The PRO Act has several key components:

  • It would require employees in unionized workplaces to pay dues – overriding the current situation in 27 states, including Alabama, that have “right-to-work” laws allowing employees to opt-out of paying dues while still benefiting from union representation.
  • It would ban many of the union-busting tactics used by some companies that may dissuade employees from voting to unionize.
  • It would make it easier for contractors and “gig” workers to unionize by expanding the definition of an employee for the purposes of labor rules (though it would not automatically reclassify contractors as employees).
  • It would create a mediation and binding arbitration process that newly formed unions, as well as employers, could turn to if the two parties aren’t able to negotiate a contract.
  • It would give the government, specifically the NLRB, more tools to punish companies that violate labor laws.

Corporate America has also come out strongly against the PRO Act.

The US Chamber of Commerce claimed the bill would “destabilize America’s workplaces.” The Chamber of Progress – a new lobbying group representing many of the largest US companies that rely in part on cheap contract labor, including Amazon, Uber, DoorDash, Grubhub, Instacart, Facebook, Twitter – falsely characterized it as a “federal ban on gig work.”

Levin believes there are plenty of reasons for businesses to get on board with the PRO Act, as well as proposals – such as raising the minimum wage and increasing the corporate tax rate – aimed at closing the gap between the wealthy and the working-class.

‘Making money the old-fashioned way’

“My pitch is: get excited about making money the old-fashioned way again,” Levin told Insider in an interview.

“Get excited about including stakeholders in your thinking, including workers and communities.
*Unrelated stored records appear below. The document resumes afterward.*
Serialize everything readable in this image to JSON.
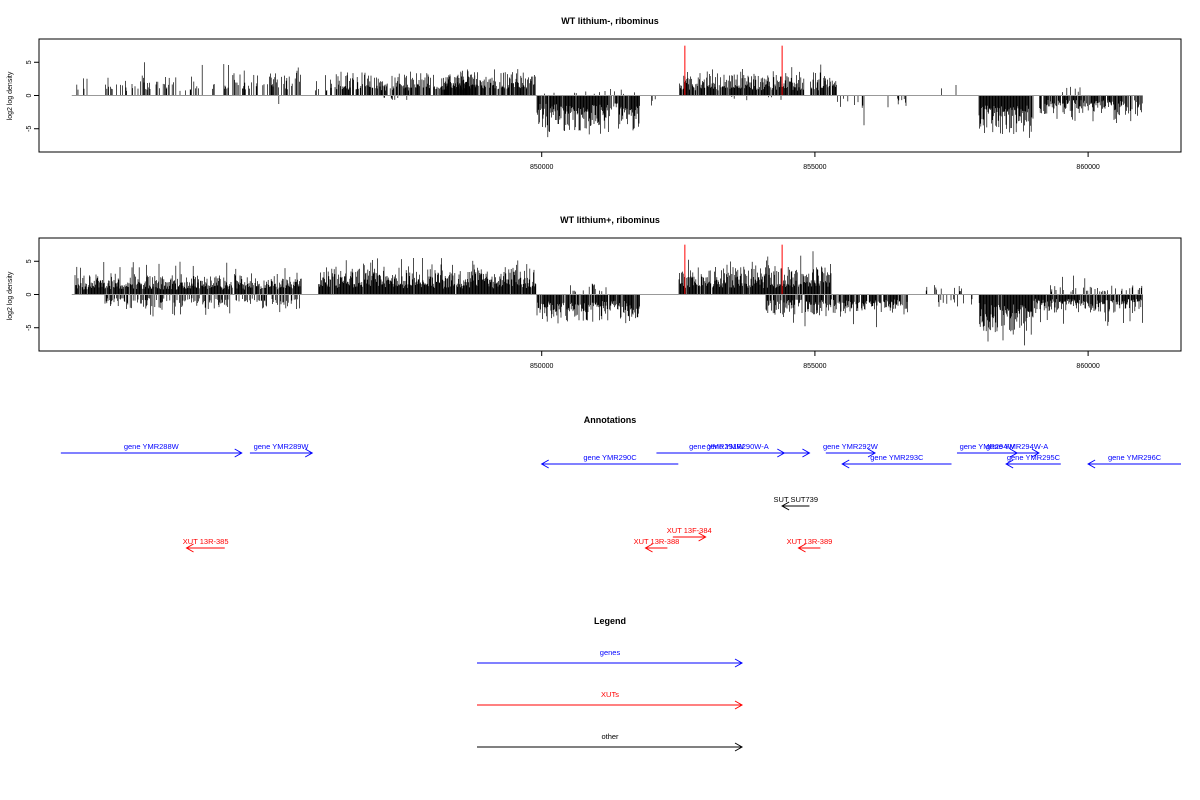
{
  "figure": {
    "colors": {
      "background": "#ffffff",
      "bar": "#000000",
      "baseline": "#999999",
      "highlight": "#ff0000",
      "gene": "#0000ff",
      "xut": "#ff0000",
      "other": "#000000"
    }
  },
  "chart_data": [
    {
      "type": "bar",
      "title": "WT lithium-, ribominus",
      "ylabel": "log2 log density",
      "xlabel": "",
      "xlim": [
        840800,
        861700
      ],
      "ylim": [
        -8.5,
        8.5
      ],
      "x_ticks": [
        {
          "value": 850000,
          "label": "850000"
        },
        {
          "value": 855000,
          "label": "855000"
        },
        {
          "value": 860000,
          "label": "860000"
        }
      ],
      "y_ticks": [
        {
          "value": 5,
          "label": "5"
        },
        {
          "value": 0,
          "label": "0"
        },
        {
          "value": -5,
          "label": "-5"
        }
      ],
      "baseline_range": [
        841400,
        861000
      ],
      "highlight_positions": [
        852620,
        854400
      ],
      "highlight_height": 7.5,
      "grid": false,
      "regions": [
        {
          "start": 841450,
          "end": 841800,
          "strand": "+",
          "mean": 1.4,
          "max": 3,
          "density": 0.15
        },
        {
          "start": 842000,
          "end": 844300,
          "strand": "+",
          "mean": 1.8,
          "max": 5,
          "density": 0.3
        },
        {
          "start": 844300,
          "end": 845600,
          "strand": "+",
          "mean": 2.2,
          "max": 4.5,
          "density": 0.55
        },
        {
          "start": 844700,
          "end": 845200,
          "strand": "-",
          "mean": 1.0,
          "max": 3,
          "density": 0.1
        },
        {
          "start": 845800,
          "end": 846200,
          "strand": "+",
          "mean": 1.6,
          "max": 3.5,
          "density": 0.3
        },
        {
          "start": 846200,
          "end": 848800,
          "strand": "+",
          "mean": 2.1,
          "max": 3.6,
          "density": 0.65
        },
        {
          "start": 847000,
          "end": 847600,
          "strand": "-",
          "mean": 0.6,
          "max": 1.5,
          "density": 0.08
        },
        {
          "start": 848200,
          "end": 849900,
          "strand": "+",
          "mean": 2.3,
          "max": 4.2,
          "density": 0.85
        },
        {
          "start": 849900,
          "end": 851800,
          "strand": "-",
          "mean": 3.3,
          "max": 6.3,
          "density": 0.95
        },
        {
          "start": 850000,
          "end": 851700,
          "strand": "+",
          "mean": 0.6,
          "max": 1.5,
          "density": 0.08
        },
        {
          "start": 852000,
          "end": 852100,
          "strand": "-",
          "mean": 1.2,
          "max": 1.5,
          "density": 0.3
        },
        {
          "start": 852500,
          "end": 854800,
          "strand": "+",
          "mean": 2.1,
          "max": 4.3,
          "density": 0.9
        },
        {
          "start": 853000,
          "end": 854500,
          "strand": "-",
          "mean": 0.5,
          "max": 1.2,
          "density": 0.06
        },
        {
          "start": 854900,
          "end": 855400,
          "strand": "+",
          "mean": 2.2,
          "max": 5,
          "density": 0.85
        },
        {
          "start": 855400,
          "end": 856800,
          "strand": "-",
          "mean": 1.2,
          "max": 4.8,
          "density": 0.12
        },
        {
          "start": 857300,
          "end": 857700,
          "strand": "+",
          "mean": 1.1,
          "max": 2.5,
          "density": 0.08
        },
        {
          "start": 858000,
          "end": 859000,
          "strand": "-",
          "mean": 3.6,
          "max": 7,
          "density": 0.95
        },
        {
          "start": 859100,
          "end": 861000,
          "strand": "-",
          "mean": 1.9,
          "max": 4.2,
          "density": 0.75
        },
        {
          "start": 859300,
          "end": 860000,
          "strand": "+",
          "mean": 0.8,
          "max": 2.2,
          "density": 0.06
        }
      ]
    },
    {
      "type": "bar",
      "title": "WT lithium+, ribominus",
      "ylabel": "log2 log density",
      "xlabel": "",
      "xlim": [
        840800,
        861700
      ],
      "ylim": [
        -8.5,
        8.5
      ],
      "x_ticks": [
        {
          "value": 850000,
          "label": "850000"
        },
        {
          "value": 855000,
          "label": "855000"
        },
        {
          "value": 860000,
          "label": "860000"
        }
      ],
      "y_ticks": [
        {
          "value": 5,
          "label": "5"
        },
        {
          "value": 0,
          "label": "0"
        },
        {
          "value": -5,
          "label": "-5"
        }
      ],
      "baseline_range": [
        841400,
        861000
      ],
      "highlight_positions": [
        852620,
        854400
      ],
      "highlight_height": 7.5,
      "grid": false,
      "regions": [
        {
          "start": 841450,
          "end": 844300,
          "strand": "+",
          "mean": 2.0,
          "max": 5,
          "density": 0.95
        },
        {
          "start": 842000,
          "end": 844300,
          "strand": "-",
          "mean": 1.4,
          "max": 3.3,
          "density": 0.45
        },
        {
          "start": 844300,
          "end": 845600,
          "strand": "+",
          "mean": 2.0,
          "max": 4.5,
          "density": 0.85
        },
        {
          "start": 844400,
          "end": 845600,
          "strand": "-",
          "mean": 1.4,
          "max": 3.2,
          "density": 0.45
        },
        {
          "start": 845900,
          "end": 849900,
          "strand": "+",
          "mean": 2.5,
          "max": 5.5,
          "density": 0.95
        },
        {
          "start": 849900,
          "end": 851800,
          "strand": "-",
          "mean": 2.6,
          "max": 5.5,
          "density": 0.9
        },
        {
          "start": 850400,
          "end": 851200,
          "strand": "+",
          "mean": 1.0,
          "max": 3,
          "density": 0.15
        },
        {
          "start": 852500,
          "end": 854800,
          "strand": "+",
          "mean": 2.6,
          "max": 6,
          "density": 0.95
        },
        {
          "start": 854800,
          "end": 855300,
          "strand": "+",
          "mean": 2.8,
          "max": 7.5,
          "density": 0.9
        },
        {
          "start": 854100,
          "end": 856700,
          "strand": "-",
          "mean": 2.0,
          "max": 5,
          "density": 0.8
        },
        {
          "start": 857000,
          "end": 857700,
          "strand": "+",
          "mean": 1.0,
          "max": 2.5,
          "density": 0.12
        },
        {
          "start": 858000,
          "end": 859000,
          "strand": "-",
          "mean": 3.8,
          "max": 8,
          "density": 0.98
        },
        {
          "start": 857200,
          "end": 858100,
          "strand": "-",
          "mean": 1.2,
          "max": 3,
          "density": 0.2
        },
        {
          "start": 859000,
          "end": 861000,
          "strand": "-",
          "mean": 1.8,
          "max": 4.8,
          "density": 0.9
        },
        {
          "start": 859300,
          "end": 861000,
          "strand": "+",
          "mean": 1.0,
          "max": 3,
          "density": 0.3
        }
      ]
    }
  ],
  "annotations": {
    "title": "Annotations",
    "features": [
      {
        "label": "gene YMR288W",
        "start": 841200,
        "end": 844510,
        "strand": "+",
        "row": 0,
        "type": "gene"
      },
      {
        "label": "gene YMR289W",
        "start": 844660,
        "end": 845800,
        "strand": "+",
        "row": 0,
        "type": "gene"
      },
      {
        "label": "gene YMR290C",
        "start": 850000,
        "end": 852500,
        "strand": "-",
        "row": 1,
        "type": "gene"
      },
      {
        "label": "gene YMR290W-A",
        "start": 852730,
        "end": 854440,
        "strand": "+",
        "row": 0,
        "type": "gene"
      },
      {
        "label": "gene YMR291W",
        "start": 852100,
        "end": 854900,
        "strand": "+",
        "row": 0,
        "type": "gene",
        "label_x": 853200
      },
      {
        "label": "gene YMR292W",
        "start": 855200,
        "end": 856100,
        "strand": "+",
        "row": 0,
        "type": "gene"
      },
      {
        "label": "gene YMR293C",
        "start": 855500,
        "end": 857500,
        "strand": "-",
        "row": 1,
        "type": "gene"
      },
      {
        "label": "gene YMR294W",
        "start": 857600,
        "end": 858700,
        "strand": "+",
        "row": 0,
        "type": "gene"
      },
      {
        "label": "gene YMR294W-A",
        "start": 858300,
        "end": 859100,
        "strand": "+",
        "row": 0,
        "type": "gene"
      },
      {
        "label": "gene YMR295C",
        "start": 858500,
        "end": 859500,
        "strand": "-",
        "row": 1,
        "type": "gene"
      },
      {
        "label": "gene YMR296C",
        "start": 860000,
        "end": 861700,
        "strand": "-",
        "row": 1,
        "type": "gene"
      },
      {
        "label": "SUT SUT739",
        "start": 854400,
        "end": 854900,
        "strand": "-",
        "row": 0,
        "type": "other"
      },
      {
        "label": "XUT 13F-384",
        "start": 852400,
        "end": 853000,
        "strand": "+",
        "row": 0,
        "type": "xut"
      },
      {
        "label": "XUT 13R-385",
        "start": 843500,
        "end": 844200,
        "strand": "-",
        "row": 1,
        "type": "xut"
      },
      {
        "label": "XUT 13R-388",
        "start": 851900,
        "end": 852300,
        "strand": "-",
        "row": 1,
        "type": "xut"
      },
      {
        "label": "XUT 13R-389",
        "start": 854700,
        "end": 855100,
        "strand": "-",
        "row": 1,
        "type": "xut"
      }
    ]
  },
  "legend": {
    "title": "Legend",
    "items": [
      {
        "label": "genes",
        "type": "gene"
      },
      {
        "label": "XUTs",
        "type": "xut"
      },
      {
        "label": "other",
        "type": "other"
      }
    ]
  }
}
Get excited about investing in America again,” he said, not just rewarding those at the top.

In 2019, the Business Roundtable, a group of 181 CEOs from major American corporations, endorsed “stakeholder capitalism,” writing that their companies exist to “benefit all stakeholders – customers, employees, suppliers, communities and shareholders.”

But since the 1970s, American corporations have chipped away at workers’ rights, kept wages low while increasing executive pay, and rewarded investors through increasingly large stock buybacks, often funded by taxpayers. In that time, wealth and income inequality in America have soared.

Levin believes that trajectory isn’t sustainable for America’s economy.

“I see a very hopeful future for business, but you can only take inequality so far and still have a democracy, and we are near a breaking point,” Levin said.

“One person got $68 billion richer during the pandemic and bragged about paying warehouse workers $15 an hour,” he said – a reference to Amazon CEO Jeff Bezos, whose net worth has grown by $81 billion, to $194 billion, since April 2020, according to Forbes. Amazon has frequently touted its $15 hourly starting wage as evidence that it provides good jobs (the Bureau of Labor Statistics reported the median hourly wage for warehouse jobs in the US last year was $17.77, according to The Wall Street Journal).

Levin said Amazon employees’ uphill battle to form a union showed that “forming a union is tightly tied to the broader issue of income and wealth equality in our country.”

With President Joe Biden now in the White House, many companies have already started toeing a more liberal line on some social issues, such as voting rights, but they continue to lobby hard against increased taxes and regulations.

Asked about statements from groups like the Chamber of Progress, which praised the union’s defeat while also saying it wants to “fight income inequality,” Levin said: “Whatever the equivalent of greenwashing is in terms of workers, that’s a very outrageous version of it.”